Bora, otuz dört yaşında deneyimli bir pilottu. Türk Hava Yolları’nda çalışıyordu ve ayda yaklaşık dört ya da beş kez uçuşa çıkıyordu. İki gün sonra İstanbul’dan Bodrum’a bir uçuşu vardı ve bu uçuş için hazırlık yapıyordu.
Her pilot gibi Bora’nın da en büyük korkusu uçağın düşmesiydi. Ancak bu seferki uçuş farklıydı, Bodrum’da bir hafta izinli olacaktı. Oradan da Bodrum-Ankara uçuşunu gerçekleştirecekti. Bu nedenle özel izin almıştı. Bora, uçuş için Ankara’dan arabasıyla yola çıktı. İstanbul’a vardığında yardımcı pilot ve kabin ekibiyle tanıştı. Günler hızla geçti ve uçuş günü geldi çattı. Her şey planlandığı gibi ilerliyordu. Bora yolcuları karşıladı, kokpite geçerek hazırlıklarını tamamladı ve kokpit kapısını kapattı.
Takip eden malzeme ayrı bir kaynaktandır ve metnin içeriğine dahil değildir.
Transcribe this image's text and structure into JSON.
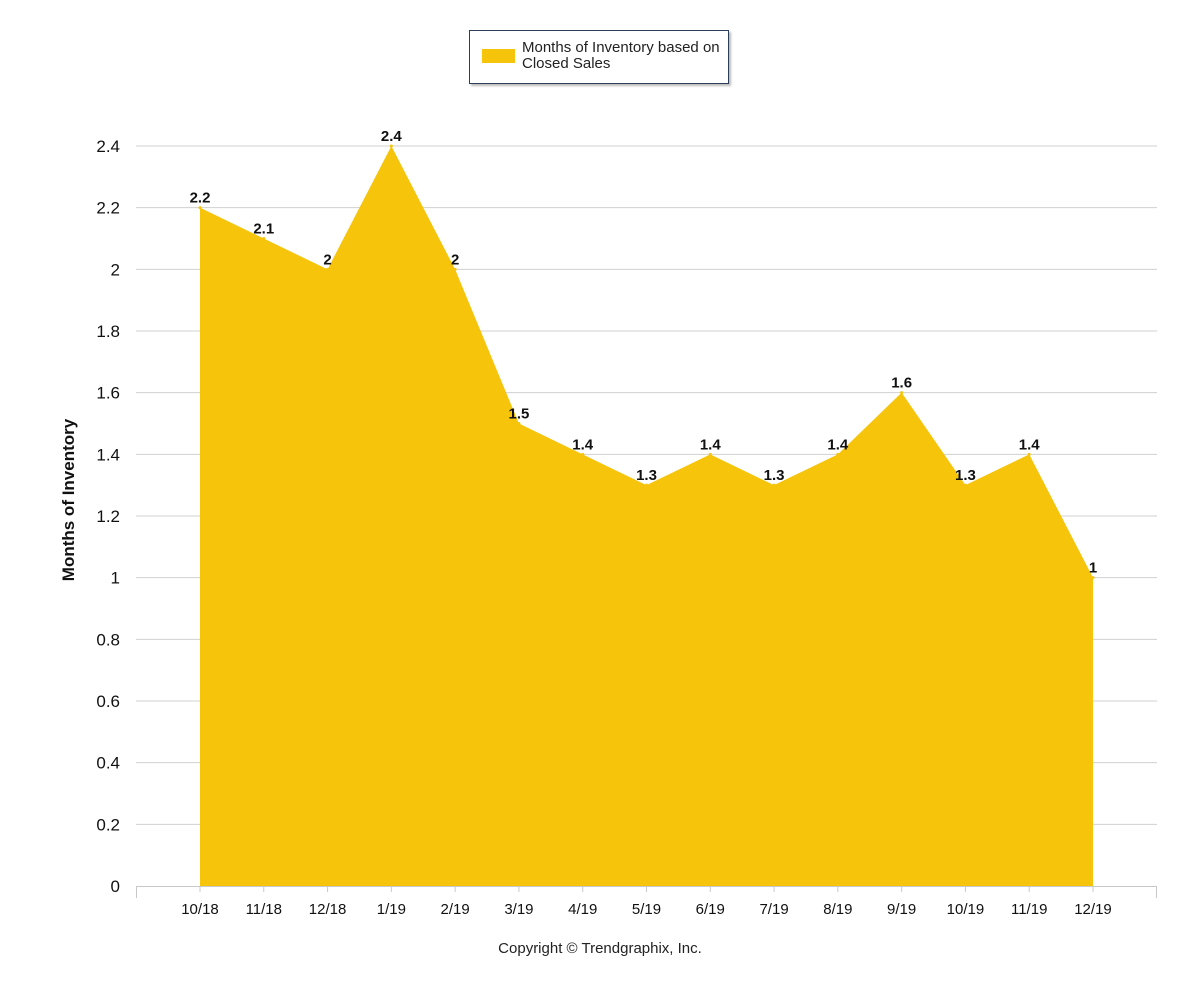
{
  "legend": {
    "label": "Months of Inventory based on Closed Sales",
    "color": "#f6c40a"
  },
  "footer": {
    "copyright": "Copyright © Trendgraphix, Inc."
  },
  "chart_data": {
    "type": "area",
    "categories": [
      "10/18",
      "11/18",
      "12/18",
      "1/19",
      "2/19",
      "3/19",
      "4/19",
      "5/19",
      "6/19",
      "7/19",
      "8/19",
      "9/19",
      "10/19",
      "11/19",
      "12/19"
    ],
    "series": [
      {
        "name": "Months of Inventory based on Closed Sales",
        "values": [
          2.2,
          2.1,
          2,
          2.4,
          2,
          1.5,
          1.4,
          1.3,
          1.4,
          1.3,
          1.4,
          1.6,
          1.3,
          1.4,
          1
        ],
        "color": "#f6c40a"
      }
    ],
    "data_labels": [
      "2.2",
      "2.1",
      "2",
      "2.4",
      "2",
      "1.5",
      "1.4",
      "1.3",
      "1.4",
      "1.3",
      "1.4",
      "1.6",
      "1.3",
      "1.4",
      "1"
    ],
    "ylabel": "Months of Inventory",
    "xlabel": "",
    "ylim": [
      0,
      2.4
    ],
    "yticks": [
      0,
      0.2,
      0.4,
      0.6,
      0.8,
      1,
      1.2,
      1.4,
      1.6,
      1.8,
      2,
      2.2,
      2.4
    ],
    "ytick_labels": [
      "0",
      "0.2",
      "0.4",
      "0.6",
      "0.8",
      "1",
      "1.2",
      "1.4",
      "1.6",
      "1.8",
      "2",
      "2.2",
      "2.4"
    ],
    "grid": true,
    "legend_position": "top-center"
  }
}
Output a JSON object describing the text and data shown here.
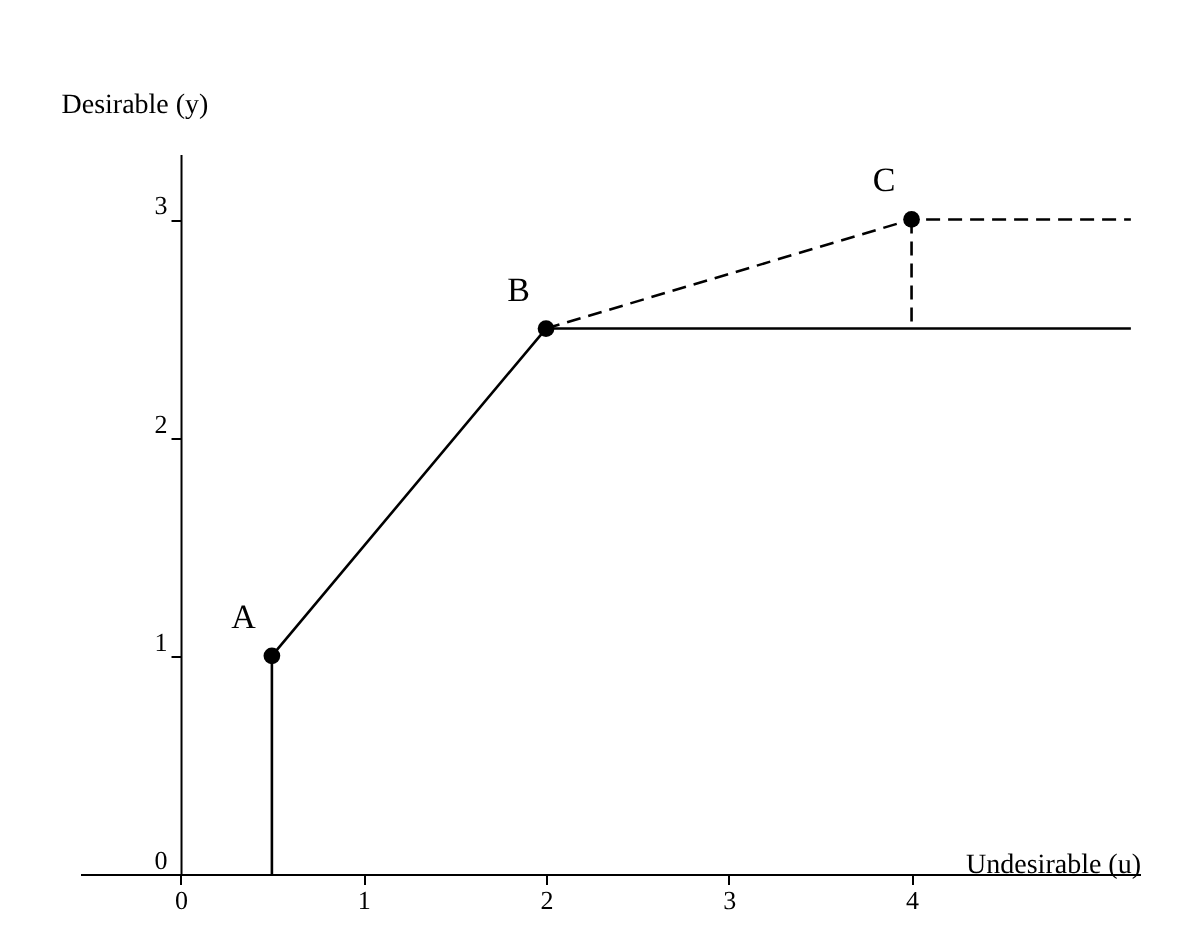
{
  "chart_data": {
    "type": "line",
    "xlabel": "Undesirable (u)",
    "ylabel": "Desirable (y)",
    "xlim": [
      -0.55,
      5.25
    ],
    "ylim": [
      0,
      3.3
    ],
    "xticks": [
      0,
      1,
      2,
      3,
      4
    ],
    "yticks": [
      0,
      1,
      2,
      3
    ],
    "grid": false,
    "series": [
      {
        "color": "#000000",
        "line_style": "solid",
        "x": [
          0.5,
          0.5,
          2,
          5.2
        ],
        "values": [
          0,
          1,
          2.5,
          2.5
        ]
      },
      {
        "color": "#000000",
        "line_style": "dashed",
        "x": [
          2,
          4,
          5.2
        ],
        "values": [
          2.5,
          3,
          3
        ]
      },
      {
        "color": "#000000",
        "line_style": "dashed",
        "x": [
          4,
          4
        ],
        "values": [
          3,
          2.5
        ]
      },
      {
        "type": "scatter",
        "color": "#000000",
        "marker": "circle",
        "x": [
          0.5,
          2,
          4
        ],
        "values": [
          1,
          2.5,
          3
        ]
      }
    ],
    "annotations": [
      {
        "text": "A",
        "x": 0.5,
        "y": 1
      },
      {
        "text": "B",
        "x": 2,
        "y": 2.5
      },
      {
        "text": "C",
        "x": 4,
        "y": 3
      }
    ]
  }
}
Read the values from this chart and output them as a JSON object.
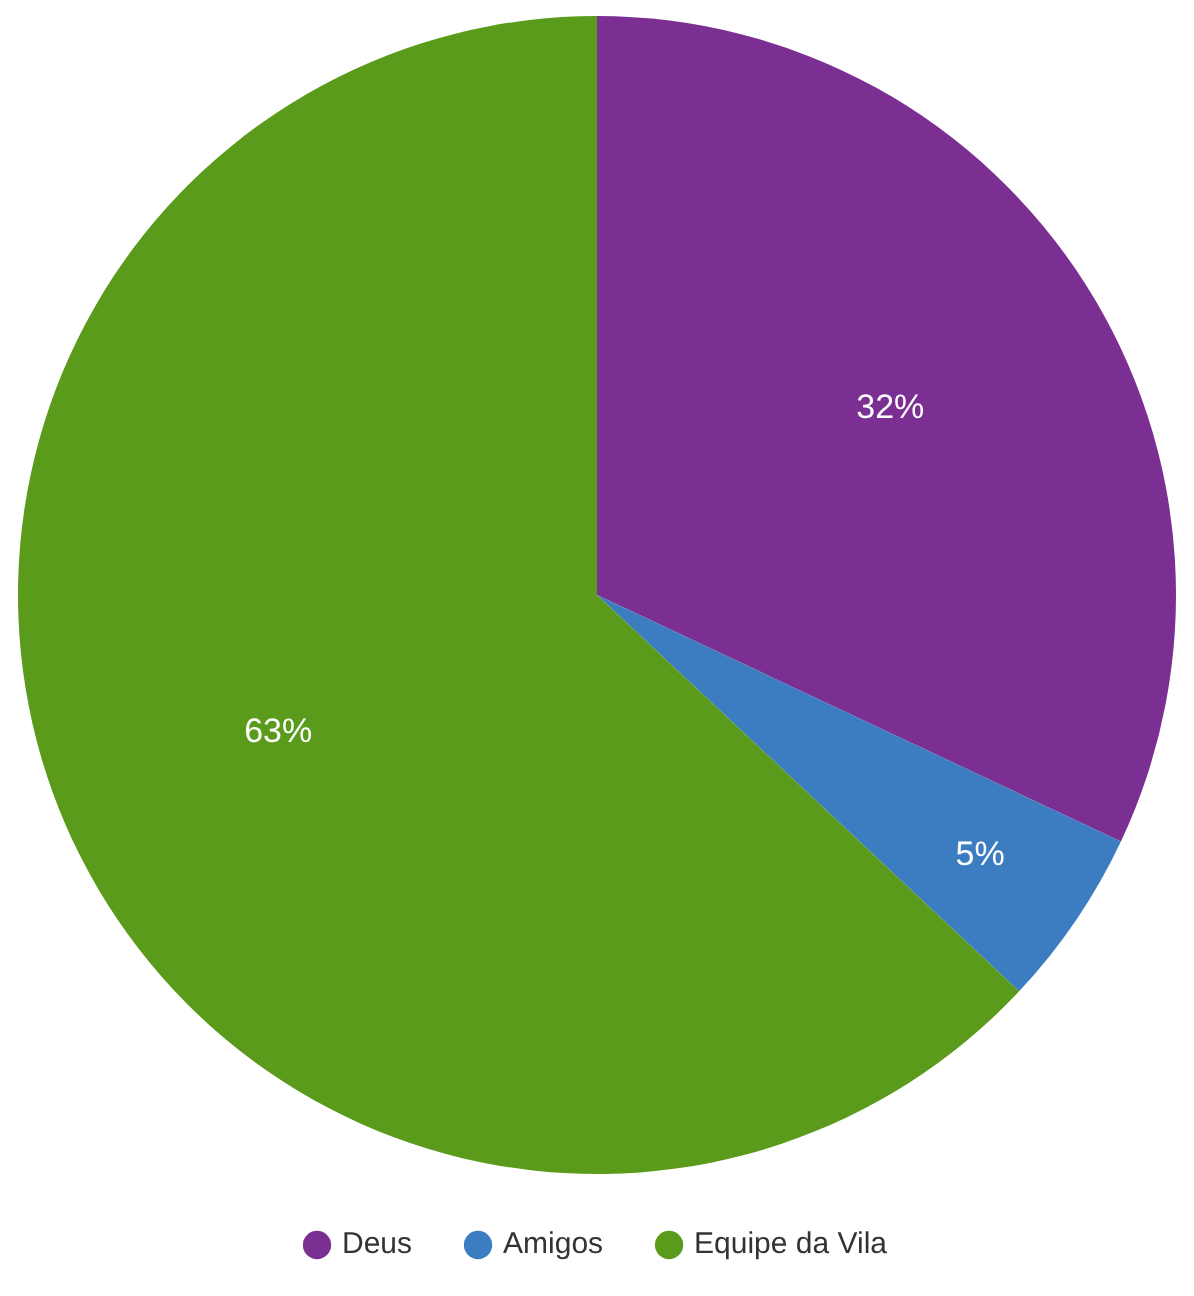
{
  "chart_data": {
    "type": "pie",
    "categories": [
      "Deus",
      "Amigos",
      "Equipe da Vila"
    ],
    "values": [
      32,
      5,
      63
    ],
    "colors": [
      "#7b2f92",
      "#3b7dc0",
      "#5b9b1b"
    ],
    "value_labels": [
      "32%",
      "5%",
      "63%"
    ],
    "legend": "bottom"
  }
}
Uçağı kalkış için piste sürdü. Gerekli izinleri aldıktan sonra uçağı havalandırdı. Her şey yolundaydı… ta ki birkaç dakika sonra kuş sürüsüne çarpana kadar. Uçağın motorlarından biri hasar gördü. Bora hemen acil durum çağrısı yaptı. Ancak piste geri dönecek kadar güçleri kalmamıştı. Önlerinde büyük bir göl vardı ve Bora’nın tek seçeneği oraya iniş yapmaktı. Yavaşça alçaldı ve her ne kadar sarsıntılı olsa da uçağı başarıyla göle indirmeyi başardı. O gün, Bora’nın soğukkanlılığı sayesinde tüm yolcular kurtuldu. Bu olaydan bir ay sonra Bora, bir televizyon programına davet edildi. Röportajda o anı sorduklarında şu sözleri söyledi:
“Saniyelerle yarışıyordum. Bir mucize olsun diye içimden geçirdiğim anda tarifsiz bir özgüven geldi ve o an anladım: Bu insanları kurtarabilirim ve başardım.”